If you’ve ever experienced a flight delay — and who hasn’t? — then you know that getting reliable updates from your airline can take an Act of Congress.
Actually, make that a federal rulemaking.
The Transportation Department wants to require airlines to give their passengers information on flight status changes through whatever means they use — including electronic messaging services, flight status tools, departure and arrival boards at airports, and gate attendant announcements — within 30 minutes of when that information either becomes available to the carrier or should have become available to the carrier.
This could dramatically improve the quality of your next delay, although it’s difficult to quantify the improvement, according to DOT’s analysis.
Why does the government believe this rule is necessary?

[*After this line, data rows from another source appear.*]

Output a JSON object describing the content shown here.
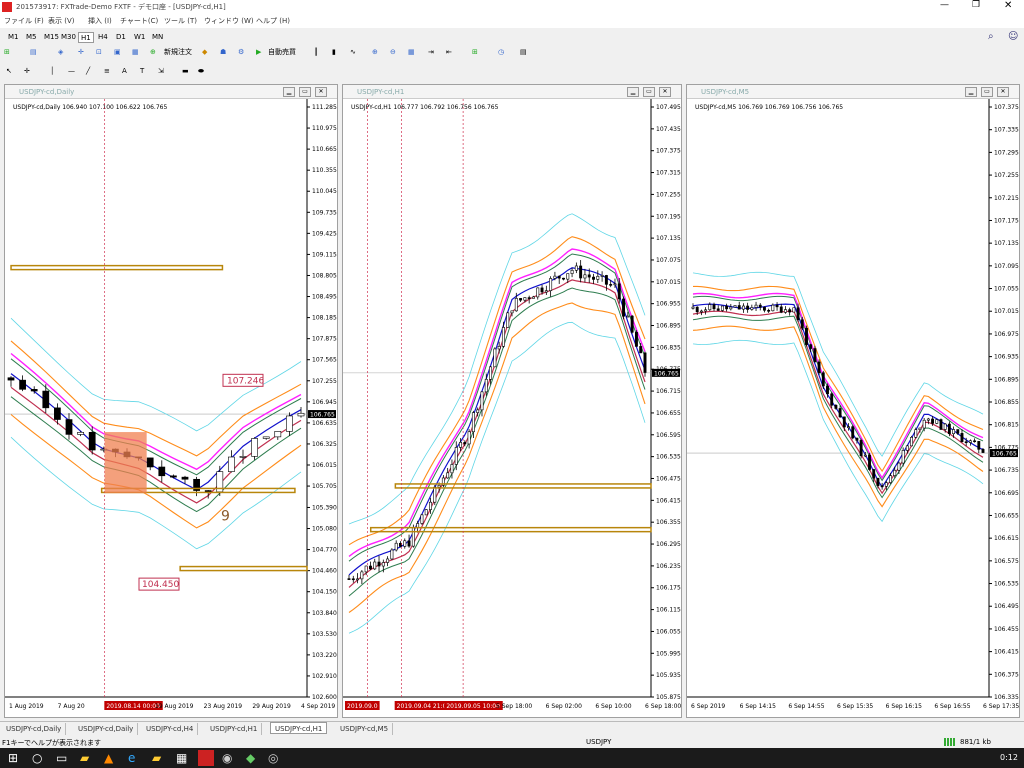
{
  "app_title": "201573917: FXTrade-Demo FXTF - デモ口座 - [USDJPY-cd,H1]",
  "menu": [
    "ファイル (F)",
    "表示 (V)",
    "挿入 (I)",
    "チャート(C)",
    "ツール (T)",
    "ウィンドウ (W)",
    "ヘルプ (H)"
  ],
  "timeframes": [
    "M1",
    "M5",
    "M15",
    "M30",
    "H1",
    "H4",
    "D1",
    "W1",
    "MN"
  ],
  "active_timeframe": "H1",
  "toolbar": {
    "new_order": "新規注文",
    "auto_trade": "自動売買"
  },
  "windows": [
    {
      "title": "USDJPY-cd,Daily",
      "info": "USDJPY-cd,Daily  106.940 107.100 106.622 106.765",
      "price_ticks": [
        "111.285",
        "110.975",
        "110.665",
        "110.355",
        "110.045",
        "109.735",
        "109.425",
        "109.115",
        "108.805",
        "108.495",
        "108.185",
        "107.875",
        "107.565",
        "107.255",
        "106.945",
        "106.635",
        "106.325",
        "106.015",
        "105.705",
        "105.390",
        "105.080",
        "104.770",
        "104.460",
        "104.150",
        "103.840",
        "103.530",
        "103.220",
        "102.910",
        "102.600"
      ],
      "time_labels": [
        "1 Aug 2019",
        "7 Aug 20",
        "2019.08.14 00:00",
        "19 Aug 2019",
        "23 Aug 2019",
        "29 Aug 2019",
        "4 Sep 2019"
      ],
      "current_price": "106.765",
      "annotations": [
        "107.246",
        "104.450",
        "9"
      ]
    },
    {
      "title": "USDJPY-cd,H1",
      "info": "USDJPY-cd,H1  106.777 106.792 106.756 106.765",
      "price_ticks": [
        "107.495",
        "107.435",
        "107.375",
        "107.315",
        "107.255",
        "107.195",
        "107.135",
        "107.075",
        "107.015",
        "106.955",
        "106.895",
        "106.835",
        "106.775",
        "106.715",
        "106.655",
        "106.595",
        "106.535",
        "106.475",
        "106.415",
        "106.355",
        "106.295",
        "106.235",
        "106.175",
        "106.115",
        "106.055",
        "105.995",
        "105.935",
        "105.875"
      ],
      "time_labels": [
        "2019.09.0",
        "2019.09.04 21:00",
        "2019.09.05 10:00",
        "5 Sep 18:00",
        "6 Sep 02:00",
        "6 Sep 10:00",
        "6 Sep 18:00"
      ],
      "current_price": "106.765"
    },
    {
      "title": "USDJPY-cd,M5",
      "info": "USDJPY-cd,M5  106.769 106.769 106.756 106.765",
      "price_ticks": [
        "107.375",
        "107.335",
        "107.295",
        "107.255",
        "107.215",
        "107.175",
        "107.135",
        "107.095",
        "107.055",
        "107.015",
        "106.975",
        "106.935",
        "106.895",
        "106.855",
        "106.815",
        "106.775",
        "106.735",
        "106.695",
        "106.655",
        "106.615",
        "106.575",
        "106.535",
        "106.495",
        "106.455",
        "106.415",
        "106.375",
        "106.335"
      ],
      "time_labels": [
        "6 Sep 2019",
        "6 Sep 14:15",
        "6 Sep 14:55",
        "6 Sep 15:35",
        "6 Sep 16:15",
        "6 Sep 16:55",
        "6 Sep 17:35"
      ],
      "current_price": "106.765"
    }
  ],
  "tabs": [
    "USDJPY-cd,Daily",
    "USDJPY-cd,Daily",
    "USDJPY-cd,H4",
    "USDJPY-cd,H1",
    "USDJPY-cd,H1",
    "USDJPY-cd,M5"
  ],
  "active_tab": 4,
  "status": {
    "help": "F1キーでヘルプが表示されます",
    "symbol": "USDJPY",
    "traffic": "881/1 kb"
  },
  "clock": "0:12",
  "colors": {
    "bull": "#ffffff",
    "bear": "#000000",
    "bb_outer": "#5fd6e6",
    "bb_mid": "#ff8c1a",
    "ma_green": "#2e7d4f",
    "ma_blue": "#1111cc",
    "magenta": "#ff20ff",
    "cloud": "#c03050",
    "level": "#b8860b"
  }
}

It is important to passengers as well as persons dropping passengers off for outbound flights or meeting passenger on incoming flights to be kept informed on a timely basis of delays and/or cancellations affecting their flights in order to avoid unnecessary waits at, or pointless trips to, an airport.
Passengers also need flight status updates as soon as they become available in order to make decisions about alternate travel plans. Carriers recognize the importance of timely and accurate flight information, as evidenced by the fact that many of the largest U.S. carriers promise through their customer service plans to provide passengers all known information about delays and cancellations as soon as they become aware of the issue.
Failures by carriers to provide timely or accurate flight status information not only inconvenience passengers and other members of the public but also can result in additional expenses to those persons.
Seems reasonable. But how to remedy the problem?
The fix would be requiring airlines to promptly notify passengers holding tickets or reservations on one of their flights as well as other interested parties about changes to a flight’s status, including delays and cancellations, which affect the planned operation of the flight by at least 30 minutes. Additional notifications would be required if any such delayed flight was further delayed by 30 minutes or more.
Interestingly, the government also wants to define “promptly.”
By “promptly” we mean that a carrier must provide the required notification regarding the status of a flight as soon as possible but no later than 30 minutes after the carrier becomes aware or should have become aware of a change in the status of the flight due to a delay or cancellation.
The Transportation Department wants feedback from travelers on precisely how to require these changes. Should it force carriers to provide prompt notification of flight status changes and leave it up to them to determine how that notification is provided? Or should they tell them? Also, what’s the best way of notifying customers — an announcement in the boarding area, through a carriers’ site, via carriers’ telephone reservation systems, or through airport displays under carriers’ control?
It probably goes without saying that the more flexibility the government give airlines airlines in implementing this requirement, the worse it will be for customers. If this rulemaking has taught us anything, it’s that airlines need to have everything spelled out for them.